Connection String Parameters for Excel Data Sources

 

In the previous article, I discussed how we can treat Excel and text files as if they were a database using DAO, and how we can open them without linking. Because they do not use ODBC drivers, their connection string will be formatted quite differently from what you might be accustomed to seeing for an ODBC connection string. There’s a dearth of documentation on the Excel connection string parameters. This is a best-effort to cover some of the gaps and discuss the ramifications of parameters.

Excel connection string parameters

Even though we have 3 different data source “types”:

  1. Excel 8.0: 97-2003 xls files
  2. Excel 12.0: xlsb files
  3. Excel 12.0 Xml: xlsx files

They all use the same parameters.

Here are the list of parameters:

HDR parameter: Header row

YES: The first row is the header and should become the column names for the “table”/”recordset”
NO: The first row is not treated differently and is just a data. All column names will be named “FN” where “N” is a number starting with 1

IMEX parameter: Import/Export Behavior

This governs how the column data types should be defined, based on the content:
1: If the column contain different data types, treat it as a string. Otherwise, match the column to the best data type.
2: Always match the column to a certain data type based on the sample. That may cause an error in reading when we read a row that contains data that does not match the expected data type.

ACCDB parameter: Indicates that Access is using ACCDB file format?

By default, this is always set ACCDB=YES in an accdb file format. However, omitting it or setting it to NO seems to do nothing. It’s a bit of a mystery. If anyone can share what effect this parameter, post in comment and I’ll update the blog.

DATABASE: Path to the Excel workbook

The parameter should contain a fully qualified path, including the workbook’s name.

Minimum working connection string

Note that the DATABASE is the only mandatory parameter in addition to the data type source keyword. Therefore a minimum working connection string can be:

Excel 8.0;DATABASE=C:\Links\Products.xls

Specifying sheet or range in connection string

In the previous sample, you saw that a sheet represented a “DAO.TableDef“. However, worksheets aren’t the only thing that can be a “Tabledef“. If the Excel spreadsheet contains a named range, the named range will be reported as a “Tabledef” as well. Additionally, we can “query” an arbitrary block in the sheet using cell address. For example:

Dim db As DAO.Database
Dim rs As DAO.Recordset

Set db = DBEngine.OpenDatabase(vbNullString, False, False, "Excel 12.0 Xml;HDR=YES;IMEX=2;ACCDB=YES;DATABASE=C:\Links\Products.xlsx")
Set rs = db.OpenRecordsset("Sheet$1A1:A3")

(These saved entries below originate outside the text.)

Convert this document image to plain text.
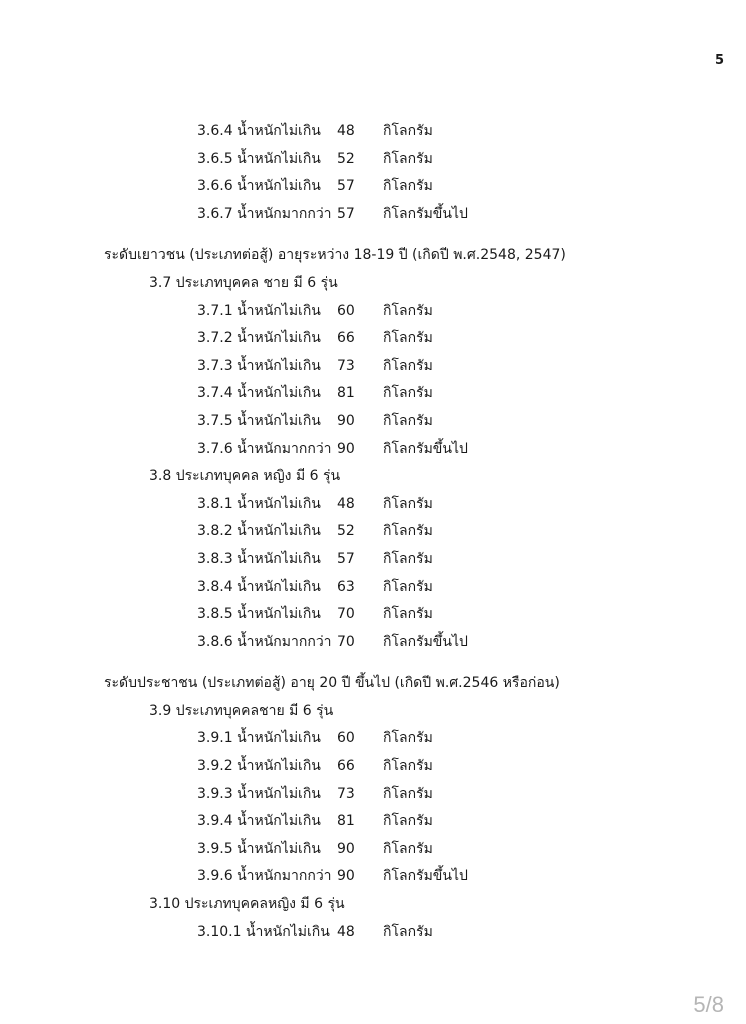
5
3.6.4 น้ำหนักไม่เกิน 48 กิโลกรัม
3.6.5 น้ำหนักไม่เกิน 52 กิโลกรัม
3.6.6 น้ำหนักไม่เกิน 57 กิโลกรัม
3.6.7 น้ำหนักมากกว่า 57 กิโลกรัมขึ้นไป
ระดับเยาวชน (ประเภทต่อสู้) อายุระหว่าง 18-19 ปี (เกิดปี พ.ศ.2548, 2547)
3.7 ประเภทบุคคล ชาย มี 6 รุ่น
3.7.1 น้ำหนักไม่เกิน 60 กิโลกรัม
3.7.2 น้ำหนักไม่เกิน 66 กิโลกรัม
3.7.3 น้ำหนักไม่เกิน 73 กิโลกรัม
3.7.4 น้ำหนักไม่เกิน 81 กิโลกรัม
3.7.5 น้ำหนักไม่เกิน 90 กิโลกรัม
3.7.6 น้ำหนักมากกว่า 90 กิโลกรัมขึ้นไป
3.8 ประเภทบุคคล หญิง มี 6 รุ่น
3.8.1 น้ำหนักไม่เกิน 48 กิโลกรัม
3.8.2 น้ำหนักไม่เกิน 52 กิโลกรัม
3.8.3 น้ำหนักไม่เกิน 57 กิโลกรัม
3.8.4 น้ำหนักไม่เกิน 63 กิโลกรัม
3.8.5 น้ำหนักไม่เกิน 70 กิโลกรัม
3.8.6 น้ำหนักมากกว่า 70 กิโลกรัมขึ้นไป
ระดับประชาชน (ประเภทต่อสู้) อายุ 20 ปี ขึ้นไป (เกิดปี พ.ศ.2546 หรือก่อน)
3.9 ประเภทบุคคลชาย มี 6 รุ่น
3.9.1 น้ำหนักไม่เกิน 60 กิโลกรัม
3.9.2 น้ำหนักไม่เกิน 66 กิโลกรัม
3.9.3 น้ำหนักไม่เกิน 73 กิโลกรัม
3.9.4 น้ำหนักไม่เกิน 81 กิโลกรัม
3.9.5 น้ำหนักไม่เกิน 90 กิโลกรัม
3.9.6 น้ำหนักมากกว่า 90 กิโลกรัมขึ้นไป
3.10 ประเภทบุคคลหญิง มี 6 รุ่น
3.10.1 น้ำหนักไม่เกิน 48 กิโลกรัม
5/8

Debug.Print rs.Name, rs.Fields.Count

It’s important to note that the cell addresses cannot exceed the sheet’s used range. For example, the Products.xlsx only actually has contents in A1:B3, that means if you open a recordset using Sheet1$A1:D5, you still get only 2 for fields count and 3 for record count. The extra blank columns/rows are simply ignored. On the flip side, if you dirtied a cell somewhere outside the A1:B3, the sheet’s UsedRange will be now as bigger and querying would then include blank columns and rows.

Therefore those are valid names to use in a query on a Excel “database”:

  1. Sheet1$ – Entire used range of a worksheet.
  2. Sheet1$A1:B4 – Only 2 columns and 3 rows (not counting header), providing that the contents are filled. Otherwise columns or rows may be less than requested.
  3. ProductsRange – the named range with that name.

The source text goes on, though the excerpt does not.